Augustin Daly was born in Plymouth, North Carolina to Captain Denis Daly a sea-captain and ship owner, and Elizabeth, daughter of Lieutenant John Duffy of the British Army. He was educated at Norfolk, Virginia, and in the public schools of New York City. His mother, early left a widow, brought her two boys to New York City, where they soon became frequent attendants at the theaters and were members of amateur groups, which under such names as the "Burton Association" or the "Murdoch Association" were the precursors of the Little Theatre Movement.
He was dramatic critic for several New York papers from 1859, and he adapted or wrote a number of plays, Under the Gaslight (1867) being his first success. In 1869 he became the manager of the Fifth Avenue Theatre on 24th St. and in 1873 the Fifth Avenue Theatre on 28th. In 1879 he rebuilt and opened Daly's Theatre at Broadway and 30th Street in New York, and, in 1893, Daly's Theatre in London.
At the first of these, he gathered a company of players, headed by Ada Rehan, which made for it a high reputation, and for them he adapted plays from foreign sources, and revived Shakespearean comedies in a manner before unknown in America. He took his entire company on tour, visiting England, Germany and France, and some of the best actors on the American stage have owed their training and first successes to him. Among these were Clara Morris, Sara Jewett, John Drew, Jr., Maurice Barrymore, Fanny Davenport, Agnes Ethel, Maude Adams, Mrs. Gilbert, Tyrone Power, Sr., Ada Dyas, Isadora Duncan, Maud Jeffries and many others. Daly's willingness to, as he put it, "stoop to the curb and bestow upon the low, untried actor a chance at greatness" earned him the nickname "Little Man Auggie" among his peers. His play Leah the Forsaken, adapted from Hermann Salomon Mosenthal's Deborah, was a star vehicle for Margaret Mather.
His Shakespeare productions were often severely criticized by George Bernard Shaw, who was active as a drama critic during those years. Shaw took Daly severely to task for cutting Shakespeare's plays and for presenting them in unorthodox ways. (Shaw was a strong believer in presenting Shakespeare's plays uncut.) Several of Shaw's criticisms of Daly's Shakespeare productions were reprinted in the anthology Shaw on Shakespeare.

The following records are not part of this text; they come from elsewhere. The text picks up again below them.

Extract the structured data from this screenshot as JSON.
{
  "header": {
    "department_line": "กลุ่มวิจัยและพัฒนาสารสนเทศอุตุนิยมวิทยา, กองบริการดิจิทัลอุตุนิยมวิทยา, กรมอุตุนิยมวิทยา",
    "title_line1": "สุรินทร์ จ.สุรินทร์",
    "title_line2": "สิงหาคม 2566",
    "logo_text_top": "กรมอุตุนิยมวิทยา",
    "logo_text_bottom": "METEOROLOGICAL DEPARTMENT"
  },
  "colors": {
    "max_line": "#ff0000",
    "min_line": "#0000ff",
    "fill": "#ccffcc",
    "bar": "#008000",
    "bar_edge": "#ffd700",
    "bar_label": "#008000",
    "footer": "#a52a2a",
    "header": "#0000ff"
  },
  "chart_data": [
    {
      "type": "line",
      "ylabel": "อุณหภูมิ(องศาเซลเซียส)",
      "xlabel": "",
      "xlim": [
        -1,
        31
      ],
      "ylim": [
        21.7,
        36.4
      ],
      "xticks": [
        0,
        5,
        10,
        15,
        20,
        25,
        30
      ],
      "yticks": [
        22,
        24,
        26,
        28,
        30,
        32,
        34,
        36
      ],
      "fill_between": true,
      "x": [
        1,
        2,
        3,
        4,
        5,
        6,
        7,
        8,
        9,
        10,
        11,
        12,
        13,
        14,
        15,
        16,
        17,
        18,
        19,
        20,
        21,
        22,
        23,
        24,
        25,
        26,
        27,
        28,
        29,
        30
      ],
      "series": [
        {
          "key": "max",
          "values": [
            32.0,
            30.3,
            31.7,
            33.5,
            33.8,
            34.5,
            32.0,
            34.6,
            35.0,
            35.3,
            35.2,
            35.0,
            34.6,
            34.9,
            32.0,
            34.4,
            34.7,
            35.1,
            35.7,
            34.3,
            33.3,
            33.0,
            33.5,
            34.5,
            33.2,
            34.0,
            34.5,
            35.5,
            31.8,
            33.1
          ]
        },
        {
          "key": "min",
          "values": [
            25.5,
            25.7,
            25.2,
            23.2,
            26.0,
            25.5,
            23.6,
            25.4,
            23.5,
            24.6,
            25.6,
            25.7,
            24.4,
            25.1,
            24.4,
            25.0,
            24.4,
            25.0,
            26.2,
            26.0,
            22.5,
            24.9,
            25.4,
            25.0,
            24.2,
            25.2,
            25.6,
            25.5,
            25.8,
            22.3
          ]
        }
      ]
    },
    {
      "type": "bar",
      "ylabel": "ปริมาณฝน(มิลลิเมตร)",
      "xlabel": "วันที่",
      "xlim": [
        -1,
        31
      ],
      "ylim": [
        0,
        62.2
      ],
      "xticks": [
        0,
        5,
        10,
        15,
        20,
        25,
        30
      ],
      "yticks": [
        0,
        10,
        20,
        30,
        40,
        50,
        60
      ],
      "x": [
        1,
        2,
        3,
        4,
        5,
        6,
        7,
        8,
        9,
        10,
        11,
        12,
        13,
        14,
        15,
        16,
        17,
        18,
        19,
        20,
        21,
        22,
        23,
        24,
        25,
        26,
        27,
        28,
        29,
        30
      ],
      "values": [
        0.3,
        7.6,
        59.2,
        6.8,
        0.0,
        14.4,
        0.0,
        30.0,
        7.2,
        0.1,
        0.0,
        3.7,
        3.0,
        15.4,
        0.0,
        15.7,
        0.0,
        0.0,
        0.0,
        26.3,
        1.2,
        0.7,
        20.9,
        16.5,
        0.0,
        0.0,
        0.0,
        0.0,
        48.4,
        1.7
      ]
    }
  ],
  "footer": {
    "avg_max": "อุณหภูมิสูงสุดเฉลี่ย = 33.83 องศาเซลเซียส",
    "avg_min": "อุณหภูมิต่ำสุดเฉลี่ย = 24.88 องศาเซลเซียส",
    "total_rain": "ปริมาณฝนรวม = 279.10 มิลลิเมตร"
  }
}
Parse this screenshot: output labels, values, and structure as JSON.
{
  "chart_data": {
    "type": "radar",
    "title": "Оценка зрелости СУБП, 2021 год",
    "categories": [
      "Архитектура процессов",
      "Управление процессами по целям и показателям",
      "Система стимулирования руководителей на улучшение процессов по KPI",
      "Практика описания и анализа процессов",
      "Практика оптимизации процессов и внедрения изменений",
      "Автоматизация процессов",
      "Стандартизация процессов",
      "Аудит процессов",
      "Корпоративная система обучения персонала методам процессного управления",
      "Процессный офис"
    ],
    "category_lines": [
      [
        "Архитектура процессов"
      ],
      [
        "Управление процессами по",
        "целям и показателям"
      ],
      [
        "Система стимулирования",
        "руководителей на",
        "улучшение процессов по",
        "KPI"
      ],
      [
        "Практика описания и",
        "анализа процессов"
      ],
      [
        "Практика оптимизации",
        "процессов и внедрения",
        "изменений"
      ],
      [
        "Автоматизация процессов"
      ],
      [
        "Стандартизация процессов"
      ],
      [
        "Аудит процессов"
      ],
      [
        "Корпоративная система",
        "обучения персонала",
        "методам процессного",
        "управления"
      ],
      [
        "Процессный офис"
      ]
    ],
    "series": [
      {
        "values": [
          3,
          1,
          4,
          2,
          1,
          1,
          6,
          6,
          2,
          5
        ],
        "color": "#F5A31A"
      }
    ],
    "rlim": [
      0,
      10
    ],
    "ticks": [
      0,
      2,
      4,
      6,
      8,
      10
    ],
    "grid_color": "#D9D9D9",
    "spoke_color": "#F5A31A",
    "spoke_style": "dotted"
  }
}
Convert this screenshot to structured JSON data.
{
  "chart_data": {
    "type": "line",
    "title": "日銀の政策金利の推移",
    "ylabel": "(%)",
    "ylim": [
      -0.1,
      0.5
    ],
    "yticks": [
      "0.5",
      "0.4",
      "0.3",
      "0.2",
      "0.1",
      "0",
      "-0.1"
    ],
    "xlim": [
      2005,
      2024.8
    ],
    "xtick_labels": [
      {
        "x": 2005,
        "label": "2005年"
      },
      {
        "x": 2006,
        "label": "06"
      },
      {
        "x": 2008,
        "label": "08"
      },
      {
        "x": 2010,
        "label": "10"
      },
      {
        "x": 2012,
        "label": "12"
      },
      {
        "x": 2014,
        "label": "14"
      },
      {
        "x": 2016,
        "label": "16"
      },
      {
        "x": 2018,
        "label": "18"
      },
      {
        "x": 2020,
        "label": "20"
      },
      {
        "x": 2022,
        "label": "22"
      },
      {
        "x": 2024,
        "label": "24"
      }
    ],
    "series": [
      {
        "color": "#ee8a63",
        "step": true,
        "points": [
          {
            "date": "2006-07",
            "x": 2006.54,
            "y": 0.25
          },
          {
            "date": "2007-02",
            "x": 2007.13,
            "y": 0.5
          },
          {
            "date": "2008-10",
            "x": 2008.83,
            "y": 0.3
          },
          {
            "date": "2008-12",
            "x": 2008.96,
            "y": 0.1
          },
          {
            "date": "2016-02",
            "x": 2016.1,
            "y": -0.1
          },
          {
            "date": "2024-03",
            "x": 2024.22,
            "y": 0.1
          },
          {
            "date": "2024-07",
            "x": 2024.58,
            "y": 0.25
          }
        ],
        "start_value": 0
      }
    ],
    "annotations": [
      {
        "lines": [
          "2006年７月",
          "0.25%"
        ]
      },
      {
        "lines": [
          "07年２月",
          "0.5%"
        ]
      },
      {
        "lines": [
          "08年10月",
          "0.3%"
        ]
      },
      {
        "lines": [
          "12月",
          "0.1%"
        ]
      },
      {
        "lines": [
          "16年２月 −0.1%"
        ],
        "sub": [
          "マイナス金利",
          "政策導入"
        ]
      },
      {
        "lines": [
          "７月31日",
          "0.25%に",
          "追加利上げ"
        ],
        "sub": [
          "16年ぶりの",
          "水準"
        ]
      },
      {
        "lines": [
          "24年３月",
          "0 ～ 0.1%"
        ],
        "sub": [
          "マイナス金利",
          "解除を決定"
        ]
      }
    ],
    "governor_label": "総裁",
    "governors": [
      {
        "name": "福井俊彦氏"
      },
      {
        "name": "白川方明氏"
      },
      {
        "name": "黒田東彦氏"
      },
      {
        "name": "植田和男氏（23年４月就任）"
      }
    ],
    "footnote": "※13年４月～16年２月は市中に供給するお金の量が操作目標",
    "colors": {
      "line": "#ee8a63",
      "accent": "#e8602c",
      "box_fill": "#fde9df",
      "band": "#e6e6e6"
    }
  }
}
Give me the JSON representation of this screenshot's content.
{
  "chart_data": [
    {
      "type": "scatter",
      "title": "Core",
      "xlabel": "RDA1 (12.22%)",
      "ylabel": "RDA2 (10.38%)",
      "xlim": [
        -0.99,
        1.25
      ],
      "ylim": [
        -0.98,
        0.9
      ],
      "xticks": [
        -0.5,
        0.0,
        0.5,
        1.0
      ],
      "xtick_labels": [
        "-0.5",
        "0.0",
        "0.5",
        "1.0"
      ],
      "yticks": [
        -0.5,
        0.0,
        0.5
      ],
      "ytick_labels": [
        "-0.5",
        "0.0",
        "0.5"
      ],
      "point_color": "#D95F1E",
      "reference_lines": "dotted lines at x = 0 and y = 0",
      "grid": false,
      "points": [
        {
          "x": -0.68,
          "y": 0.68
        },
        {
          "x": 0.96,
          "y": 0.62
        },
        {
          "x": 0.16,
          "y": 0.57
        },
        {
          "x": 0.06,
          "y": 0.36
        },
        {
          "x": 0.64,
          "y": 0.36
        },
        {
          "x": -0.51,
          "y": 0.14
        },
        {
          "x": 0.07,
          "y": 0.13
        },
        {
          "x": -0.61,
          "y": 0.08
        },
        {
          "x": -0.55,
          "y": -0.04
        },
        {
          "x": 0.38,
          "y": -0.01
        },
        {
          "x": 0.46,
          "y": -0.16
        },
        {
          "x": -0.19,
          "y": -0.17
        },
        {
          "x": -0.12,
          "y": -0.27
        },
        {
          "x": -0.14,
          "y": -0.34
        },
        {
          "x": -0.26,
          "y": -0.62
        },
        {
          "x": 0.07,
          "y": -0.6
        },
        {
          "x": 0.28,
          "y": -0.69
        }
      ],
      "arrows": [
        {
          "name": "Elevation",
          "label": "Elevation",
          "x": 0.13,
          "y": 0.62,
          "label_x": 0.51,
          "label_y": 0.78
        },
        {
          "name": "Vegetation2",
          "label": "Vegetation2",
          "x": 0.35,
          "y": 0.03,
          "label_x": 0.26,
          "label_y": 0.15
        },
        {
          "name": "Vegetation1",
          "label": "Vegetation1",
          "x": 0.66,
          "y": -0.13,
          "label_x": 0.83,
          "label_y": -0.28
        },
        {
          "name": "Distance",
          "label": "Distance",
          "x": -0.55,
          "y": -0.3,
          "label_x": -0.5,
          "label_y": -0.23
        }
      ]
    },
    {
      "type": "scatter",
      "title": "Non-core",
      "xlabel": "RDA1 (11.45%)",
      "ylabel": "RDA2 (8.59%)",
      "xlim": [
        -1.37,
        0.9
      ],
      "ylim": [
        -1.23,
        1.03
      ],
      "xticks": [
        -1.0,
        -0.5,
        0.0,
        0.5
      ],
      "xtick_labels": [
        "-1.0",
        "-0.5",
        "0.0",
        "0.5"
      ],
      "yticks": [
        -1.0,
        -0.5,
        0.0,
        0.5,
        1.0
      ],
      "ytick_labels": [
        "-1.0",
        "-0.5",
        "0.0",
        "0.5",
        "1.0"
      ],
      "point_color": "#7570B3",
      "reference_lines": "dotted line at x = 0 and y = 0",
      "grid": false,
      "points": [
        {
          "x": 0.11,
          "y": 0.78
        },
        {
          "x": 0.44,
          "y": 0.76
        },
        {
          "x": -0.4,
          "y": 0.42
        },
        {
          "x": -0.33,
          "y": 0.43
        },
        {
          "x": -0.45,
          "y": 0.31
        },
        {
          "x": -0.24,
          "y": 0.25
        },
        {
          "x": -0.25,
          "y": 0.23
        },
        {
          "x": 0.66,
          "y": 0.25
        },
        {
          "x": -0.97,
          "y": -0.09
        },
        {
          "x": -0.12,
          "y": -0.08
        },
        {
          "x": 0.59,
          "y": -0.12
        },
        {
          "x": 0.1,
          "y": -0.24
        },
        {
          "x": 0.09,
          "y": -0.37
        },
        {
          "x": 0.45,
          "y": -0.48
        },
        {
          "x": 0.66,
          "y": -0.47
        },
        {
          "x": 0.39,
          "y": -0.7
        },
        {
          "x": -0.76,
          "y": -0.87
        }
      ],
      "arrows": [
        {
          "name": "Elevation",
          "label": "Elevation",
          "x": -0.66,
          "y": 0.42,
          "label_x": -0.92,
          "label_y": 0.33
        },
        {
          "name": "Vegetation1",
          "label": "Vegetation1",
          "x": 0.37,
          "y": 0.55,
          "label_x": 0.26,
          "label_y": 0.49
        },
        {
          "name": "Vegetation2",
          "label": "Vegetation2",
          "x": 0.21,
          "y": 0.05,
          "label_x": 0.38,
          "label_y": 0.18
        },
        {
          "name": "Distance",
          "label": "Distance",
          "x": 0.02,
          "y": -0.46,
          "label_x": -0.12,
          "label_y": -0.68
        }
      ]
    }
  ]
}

Daly was a great book-lover, and his valuable library was dispersed by auction after his death, which occurred in Paris. Besides plays, original and adapted, he wrote Woffington: a Tribute to the Actress and the Woman (1888).
Under the Gaslight (1867) is an example of Daly's mixture of realism and melodrama, seen in the authenticity of his depiction of real locations and in his use of social commentary. The play introduced the now-clichéd device of the villain tying someone to railroad tracks, although in a reversal of the usual roles it was the hero who was tied up and the heroine who saved him. In the book Vagrant Memories, the author, William Winter recalls how Daly came up with the device. He says: "He once told me under what circumstances he hit upon this device. He was walking home toward night, thinking intently about the play which he had begun to write, when suddenly the crowning expedient occurred to him and at the same instant he stumbled over a misplaced flagstone, striking his right foot against the edge of the stone and sustaining a severe hurt. "I was near my door," he said, "and I rushed into the house, threw myself into a chair, grasping my injured foot with both hands, for the pain was great, and exclaiming, over and over again, 'I've got it! I've got it! And it beats hot-irons all to pieces!" I wasn't even thinking of the hurt. I had the thought of having my hero tied on a railroad track and rescued by his sweetheart, just in the nick of time, before the swift passage of an express train across a dark stage.
Horizon (1871) is an adaptation of a Bret Harte story about the westward expansion of the States; it is an example of the popularity of western drama, coupled with Daly's interest in realism of the local color variety, although it remains melodramatic.
Divorce (1871) and Pique (1875), both adaptations of British novels, demonstrate Daly's attempts to create social comedy, although the plays remain somewhat melodramatic.